INTERVENTION: Patients received tolvaptan therapy until death, development of ESRD, or liver complications or no tolvaptan therapy.

OUTCOME MEASURES: Median age at ESRD onset, life expectancy, discounted quality-adjusted life-years and lifetime costs (in 2010 U.S. dollars), and incremental cost-effectiveness ratios.

RESULTS OF BASE-CASE ANALYSIS: Tolvaptan prolonged the median age at ESRD onset by 6.5 years and increased life expectancy by 2.6 years. At $5760 per month, tolvaptan cost $744 100 per quality-adjusted life-year gained compared with standard care.

RESULTS OF SENSITIVITY ANALYSIS: For patients with autosomal dominant polycystic kidney disease that progressed more slowly, the cost per quality-adjusted life-year gained was even greater for tolvaptan.

LIMITATION: Although TEMPO followed patients for 3 years, the main analysis assumed that clinical benefits persisted over patients' lifetimes.

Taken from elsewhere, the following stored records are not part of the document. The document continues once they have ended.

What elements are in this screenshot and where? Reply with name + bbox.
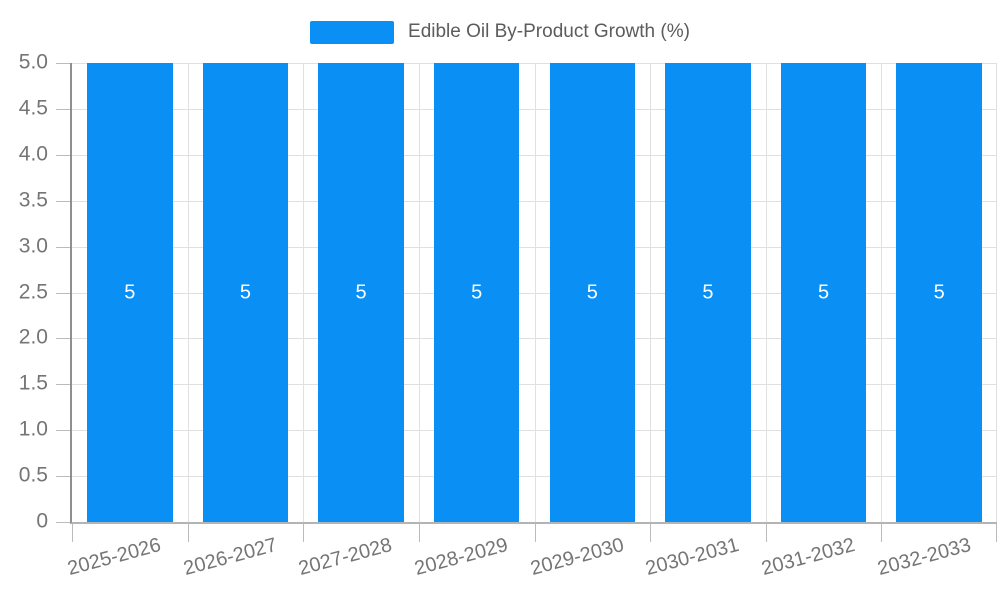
v-gridline	[534, 63, 536, 522]
y-axis-tick-label: 4.5	[18, 96, 48, 120]
x-axis-tick	[650, 524, 652, 542]
x-axis-tick-label: 2027-2028	[296, 534, 395, 581]
y-axis-tick-label: 0.5	[18, 463, 48, 487]
legend-label: Edible Oil By-Product Growth (%)	[408, 21, 690, 42]
y-axis-tick-label: 0	[36, 509, 48, 533]
y-axis-tick	[56, 108, 70, 110]
bar-value-label: 5	[702, 281, 714, 303]
bar-value-label: 5	[355, 281, 367, 303]
v-gridline	[303, 63, 305, 522]
bar: 5	[318, 63, 404, 522]
x-axis-tick	[996, 524, 997, 542]
y-axis-tick-label: 3.0	[18, 234, 48, 258]
y-axis-tick	[56, 476, 70, 478]
bar: 5	[433, 63, 520, 522]
y-axis-tick	[56, 338, 70, 340]
bar-value-label: 5	[239, 281, 251, 303]
x-axis-tick-label: 2031-2032	[759, 534, 858, 581]
bar: 5	[780, 63, 867, 522]
v-gridline	[418, 63, 420, 522]
y-axis-tick-label: 5.0	[18, 50, 48, 74]
plot-area: 5 5 5 5 5 5 5 5	[56, 63, 997, 542]
bar: 5	[87, 63, 173, 522]
y-axis-tick	[56, 522, 70, 523]
x-axis-tick	[72, 524, 73, 542]
v-gridline	[187, 63, 189, 522]
chart-legend[interactable]: Edible Oil By-Product Growth (%)	[0, 18, 1000, 46]
bar: 5	[549, 63, 636, 522]
x-axis-tick	[534, 524, 536, 542]
x-axis-tick-label: 2028-2029	[412, 534, 511, 581]
y-axis-tick	[56, 292, 70, 294]
x-axis-tick	[418, 524, 420, 542]
bar: 5	[896, 63, 982, 522]
x-axis-tick-label: 2030-2031	[643, 534, 742, 581]
y-axis-tick-label: 2.0	[18, 325, 48, 349]
y-axis-labels: 0 0.5 1.0 1.5 2.0 2.5 3.0 3.5 4.0 4.5 5.0	[0, 51, 48, 533]
y-axis-tick-label: 1.0	[18, 417, 48, 441]
x-axis-tick-label: 2026-2027	[181, 534, 280, 581]
y-axis-tick	[56, 430, 70, 432]
x-axis-tick	[187, 524, 189, 542]
bar-value-label: 5	[586, 281, 598, 303]
bar-value-label: 5	[124, 281, 136, 303]
y-axis-tick	[56, 200, 70, 202]
x-axis-tick-label: 2025-2026	[65, 534, 164, 581]
bar: 5	[202, 63, 289, 522]
v-gridline	[881, 63, 883, 522]
x-axis-labels: 2025-2026 2026-2027 2027-2028 2028-2029 2029…	[65, 524, 995, 598]
y-axis-tick	[56, 154, 70, 156]
bar-value-label: 5	[818, 281, 830, 303]
y-axis-tick	[56, 63, 70, 64]
y-axis-tick-label: 3.5	[18, 188, 48, 212]
bar: 5	[665, 63, 751, 522]
legend-swatch	[310, 20, 395, 44]
y-axis-tick	[56, 246, 70, 248]
y-axis-tick	[56, 384, 70, 386]
bar-value-label: 5	[471, 281, 483, 303]
y-axis-tick-label: 1.5	[18, 371, 48, 395]
x-axis-tick-label: 2032-2033	[874, 534, 973, 581]
x-axis-tick	[765, 524, 767, 542]
y-axis-tick-label: 2.5	[18, 280, 48, 304]
v-gridline	[650, 63, 652, 522]
y-axis-tick-label: 4.0	[18, 142, 48, 166]
x-axis-tick	[303, 524, 305, 542]
v-gridline	[765, 63, 767, 522]
v-gridline	[996, 63, 997, 522]
x-axis-tick-label: 2029-2030	[527, 534, 627, 581]
bar-value-label: 5	[933, 281, 945, 303]
x-axis-tick	[881, 524, 883, 542]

CONCLUSION: Assuming that the benefits of tolvaptan persist in the longer term, the drug may slow progression to ESRD and reduce mortality rates. However, barring an approximately 95% reduction in price, cost-effectiveness does not compare favorably with many other commonly accepted medical interventions.

PRIMARY FUNDING SOURCE: National Institutes of Health and Agency for Healthcare Research and Quality.